Let the Liebermania begin. Within hours of Senator Joe Lieberman’s Wednesday announcement that he will not seek re-election in 2012, Conn. Democrats are climbing over one another to fill his seat. Meanwhile, the punditocracy has raced to the throw Capitol Hill’s most famous turncoat under the bus. Lieberman will bow out in the wake of career-low approval ratings earned by a year of Obamacare stonewalling. His chances of winning in 2012 were bad, and of securing the Democratic nomination, even worse. He steps down at the right time, for his image and his state.

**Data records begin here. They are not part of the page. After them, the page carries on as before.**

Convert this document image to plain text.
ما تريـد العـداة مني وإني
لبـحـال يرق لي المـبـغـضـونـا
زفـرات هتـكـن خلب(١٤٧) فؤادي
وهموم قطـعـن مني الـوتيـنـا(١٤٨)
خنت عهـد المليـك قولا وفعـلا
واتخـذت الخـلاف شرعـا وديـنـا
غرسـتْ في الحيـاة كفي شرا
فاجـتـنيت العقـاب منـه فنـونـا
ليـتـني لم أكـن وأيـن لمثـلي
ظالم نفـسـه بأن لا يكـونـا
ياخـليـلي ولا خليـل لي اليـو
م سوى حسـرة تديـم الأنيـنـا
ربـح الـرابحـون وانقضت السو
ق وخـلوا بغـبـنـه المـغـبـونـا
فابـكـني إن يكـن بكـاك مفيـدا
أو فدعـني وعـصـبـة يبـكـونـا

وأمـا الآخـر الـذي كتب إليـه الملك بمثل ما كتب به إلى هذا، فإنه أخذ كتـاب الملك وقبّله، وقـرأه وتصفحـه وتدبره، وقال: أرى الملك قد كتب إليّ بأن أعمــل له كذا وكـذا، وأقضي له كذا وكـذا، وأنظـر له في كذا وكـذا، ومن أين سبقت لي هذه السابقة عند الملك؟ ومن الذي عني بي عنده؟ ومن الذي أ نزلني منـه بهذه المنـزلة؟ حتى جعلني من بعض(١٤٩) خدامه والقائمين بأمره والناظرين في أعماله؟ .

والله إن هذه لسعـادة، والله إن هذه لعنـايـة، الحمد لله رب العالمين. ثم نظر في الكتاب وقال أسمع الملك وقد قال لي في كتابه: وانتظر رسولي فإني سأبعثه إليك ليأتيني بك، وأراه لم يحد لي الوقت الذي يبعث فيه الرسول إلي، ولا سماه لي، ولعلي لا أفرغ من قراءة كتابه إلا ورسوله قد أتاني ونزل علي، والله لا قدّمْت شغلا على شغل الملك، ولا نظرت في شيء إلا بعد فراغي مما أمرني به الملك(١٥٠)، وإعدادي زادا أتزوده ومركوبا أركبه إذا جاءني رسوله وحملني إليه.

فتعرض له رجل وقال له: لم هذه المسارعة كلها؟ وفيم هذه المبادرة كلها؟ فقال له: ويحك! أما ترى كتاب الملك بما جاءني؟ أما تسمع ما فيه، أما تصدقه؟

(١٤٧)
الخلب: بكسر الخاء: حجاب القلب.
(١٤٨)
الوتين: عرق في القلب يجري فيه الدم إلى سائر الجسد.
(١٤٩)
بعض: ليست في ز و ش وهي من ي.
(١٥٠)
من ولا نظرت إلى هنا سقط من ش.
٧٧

But both of these races — to replace and to condemn — are premature and inappropriate. Throughout over 40 years of public service, Lieberman has worked, fought and spoken tirelessly for his beliefs, never afraid to sacrifice popularity. He began his public life in the fight against segregation, and ends it a hero in the fight against military homophobia, having led the overturn of Don’t Ask Don’t Tell. While this newspaper cannot agree with his 2008 endorsement of the disastrous McCain/Palin ticket, we respect his consistent advocacy for progressive policy. Few politicians can claim a more impressive track record in the areas of gun control, pro-choice legislation, gay rights, and environmental protection. At his best, he represented the peak of purple politics, synthesizing the most clearheaded policy of both parties; at his worst, he basked in the contrarian limelight. He will undoubtedly be remembered as a divisive figure; yet he was one of the famous bipartisan Gang of 14 that forged a compromise on judicial filibuster in 2005.

Lieberman remains a unique creature in the American public sphere: a fiercely independent spirit. He has not deflected criticism with the squirming, Palin-esque tendency to play the victim. When his party split with him for his views on Iraq, he ran as an Independent, and won.

Lieberman’s announcement should not serve as yet another opportunity to score partisan points, but rather, to reflect critically on the legacy of a singularly commanding and confounding statesman. We hope that, without reelection pressures, he will spend his final two years as a consensus building force in the senate: an elder statesman of the highest caliber.

Lieberman’s exit will open the door for a candidate more in touch with the views of his or her constituency. Unfortunately, the current Connecticut melee to fill the slot is discouraging. In particular, we are not enthused by the prospect of Secretary of State Susan Bysiewicz ’83 waiting in the wings. Revealing her candidacy one day before Lieberman’s announcement, Bysiewicz displayed more of the opportunism that has lately characterized her career. Her decision to drop out of the governor’s race to run for Attorney General — a position for which she was legally unqualified — does not inspire confidence. Later in the same race, Bysiewicz preemptively called the governor’s race — badly mismanaged by her office — for the Democrat Dannel Malloy. And last year, Bysiewicz misused public databases for private political gain.

To replace Lieberman, a quintessentially independent idealist, with such a cynical partisan would be a profound disappointment. While Connecticut hopes for a senator with more amicable views than Lieberman’s, it does not want or need a party-player, especially one more interested in her own advancement than public service. The loss of one of the Senate’s greats places a profound responsibility on Connecticut’s Democrats. We hope they will answer it with the same spirit — if not recent policies — that the career of Joe Lieberman represents.